Permettez-moi l’image, c’est comme la réactivation de tous les volcans. C’est l’heure des volcans ! Ce n’est pas l’heure de la glace, c’est l’heure des fours ! Comme l’a dit une fois José Marti « allumons tous les fours ! Réactivons tous les volcans ! »

Merci beaucoup, merci de votre attention.

Hugo Chávez Frías

* Traduit de l’espagnol par S.V.


CHAVEZ Hugo
Notes[1] Francisco Morazán (1792-1842), homme politique et dirigeant militaire libéral centro-américain, chef d’État du Honduras (1827-1830), du Guatemala (1829), Président de la République Fédérale d’Amérique centrale (1829-1838), du Salvador (1839-1840) et du Costa Rica (1840-1842), trahi par son ami, livré à l’ennemi et fusillé le jour du 21e anniversaire d’indépendance de l’Amérique centrale.

[2] Antonio José de Sucre (1795-1830), leader indépendantiste sud-américain, né à Cumaná (Venezuela), lieutenant de Simón Bolívar, victorieux dans les batailles contre les Espagnols (dont la bataille d’Ayacucho, où le vice-roi a été capturé), président de la province de Quito (1822), du Pérou (élu à vie en 1826, il abdiqua en 1828), il a été assassiné à Berruecos alors qu’il se présentait à la présidence de Colombie.

[3] Manuela Saénz (1797-1856), combattante indépendantiste équatorienne, considérée comme une des premières féministes latino-américaine.
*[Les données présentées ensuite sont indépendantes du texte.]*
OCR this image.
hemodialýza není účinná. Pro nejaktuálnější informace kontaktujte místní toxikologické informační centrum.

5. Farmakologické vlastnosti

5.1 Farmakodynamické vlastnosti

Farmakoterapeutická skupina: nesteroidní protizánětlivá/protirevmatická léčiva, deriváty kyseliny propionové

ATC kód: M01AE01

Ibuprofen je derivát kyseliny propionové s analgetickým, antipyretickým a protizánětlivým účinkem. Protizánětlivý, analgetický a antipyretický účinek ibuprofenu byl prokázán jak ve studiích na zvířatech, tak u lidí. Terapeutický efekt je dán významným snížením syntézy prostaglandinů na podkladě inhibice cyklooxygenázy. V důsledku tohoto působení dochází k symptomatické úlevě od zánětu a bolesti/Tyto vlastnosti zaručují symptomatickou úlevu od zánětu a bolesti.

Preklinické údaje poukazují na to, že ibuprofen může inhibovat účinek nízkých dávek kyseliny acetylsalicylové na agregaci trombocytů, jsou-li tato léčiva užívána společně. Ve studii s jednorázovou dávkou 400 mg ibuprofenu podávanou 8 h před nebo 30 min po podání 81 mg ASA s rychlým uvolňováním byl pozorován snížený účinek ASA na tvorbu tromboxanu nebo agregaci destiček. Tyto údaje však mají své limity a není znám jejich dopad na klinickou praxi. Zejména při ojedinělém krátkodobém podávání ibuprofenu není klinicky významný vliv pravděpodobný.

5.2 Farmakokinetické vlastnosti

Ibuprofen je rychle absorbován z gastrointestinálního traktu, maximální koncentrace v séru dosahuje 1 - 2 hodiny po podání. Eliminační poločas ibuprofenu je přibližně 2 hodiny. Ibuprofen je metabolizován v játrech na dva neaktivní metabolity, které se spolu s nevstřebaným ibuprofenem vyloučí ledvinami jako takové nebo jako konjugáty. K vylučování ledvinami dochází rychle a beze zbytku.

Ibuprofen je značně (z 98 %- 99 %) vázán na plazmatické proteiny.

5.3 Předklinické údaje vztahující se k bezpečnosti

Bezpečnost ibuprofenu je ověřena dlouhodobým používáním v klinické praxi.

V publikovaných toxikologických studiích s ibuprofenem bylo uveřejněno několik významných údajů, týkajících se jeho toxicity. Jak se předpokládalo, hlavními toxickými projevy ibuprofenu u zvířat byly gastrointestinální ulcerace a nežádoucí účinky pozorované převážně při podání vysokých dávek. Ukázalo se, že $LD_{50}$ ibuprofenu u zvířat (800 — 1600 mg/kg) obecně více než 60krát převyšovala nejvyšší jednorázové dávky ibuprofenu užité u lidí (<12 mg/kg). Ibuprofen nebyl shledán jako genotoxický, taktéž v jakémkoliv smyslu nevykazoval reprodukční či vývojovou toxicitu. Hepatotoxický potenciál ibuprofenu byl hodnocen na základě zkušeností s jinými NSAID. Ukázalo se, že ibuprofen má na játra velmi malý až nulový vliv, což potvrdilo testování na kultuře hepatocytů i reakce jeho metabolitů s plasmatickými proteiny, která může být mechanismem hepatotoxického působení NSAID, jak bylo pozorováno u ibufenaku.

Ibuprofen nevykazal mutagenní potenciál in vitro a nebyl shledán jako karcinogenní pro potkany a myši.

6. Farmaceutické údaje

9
Compagne de Simón Bolívar, elle lui sauva la vie par une intervention décidée, lors d’un attentat le 25 septembre 1828 à Santa Fé de Bogotá, ce qui lui valu le titre de « Libératrice du libérateur ». Morte en exil eu Pérou. En 2007 le président équatorien Rafael Correa l’a nommé « Générale d’honneur de la République d’Équateur.

[4] Ezequiel Zamora (1817-1860), militaire et dirigeant politique radical vénézuélien, un des principaux acteurs de la Guerre Fédérale (1859-1863) qui défendit une réforme agraire profonde en faveur des paysans. Considéré au Venezuela comme un socialiste de la première heure — des groupes de guérilleros dans les années 1960 avait pris son nom — il était influencé par les révolutions européennes et l’insurrection qu’il dirigea avait repris les mots d’ordre de « Liberté, Égalité, Fraternité », « Terre et Hommes libres ! », « Élections populaires ! » et « Mort à l’oligarchie ! ». Mort au combat devant la ville de San Carlos en 1960.

[5] José Cipriano Castro Ruiz (1856-1924), militaire et homme politique vénézuélien, chef d’État (1899-1908), il a suspendu le payement du service de la dette étrangère (1902) et a exproprié certaines compagnies étrangères, devant faire face à un blocus maritime du Venezuela par les marines britanniques, allemandes et italiennes.

* Publié dans Inprecor N° 558-559, février-mars 2010.

* Hugo Chávez Frías est président du Venezuela.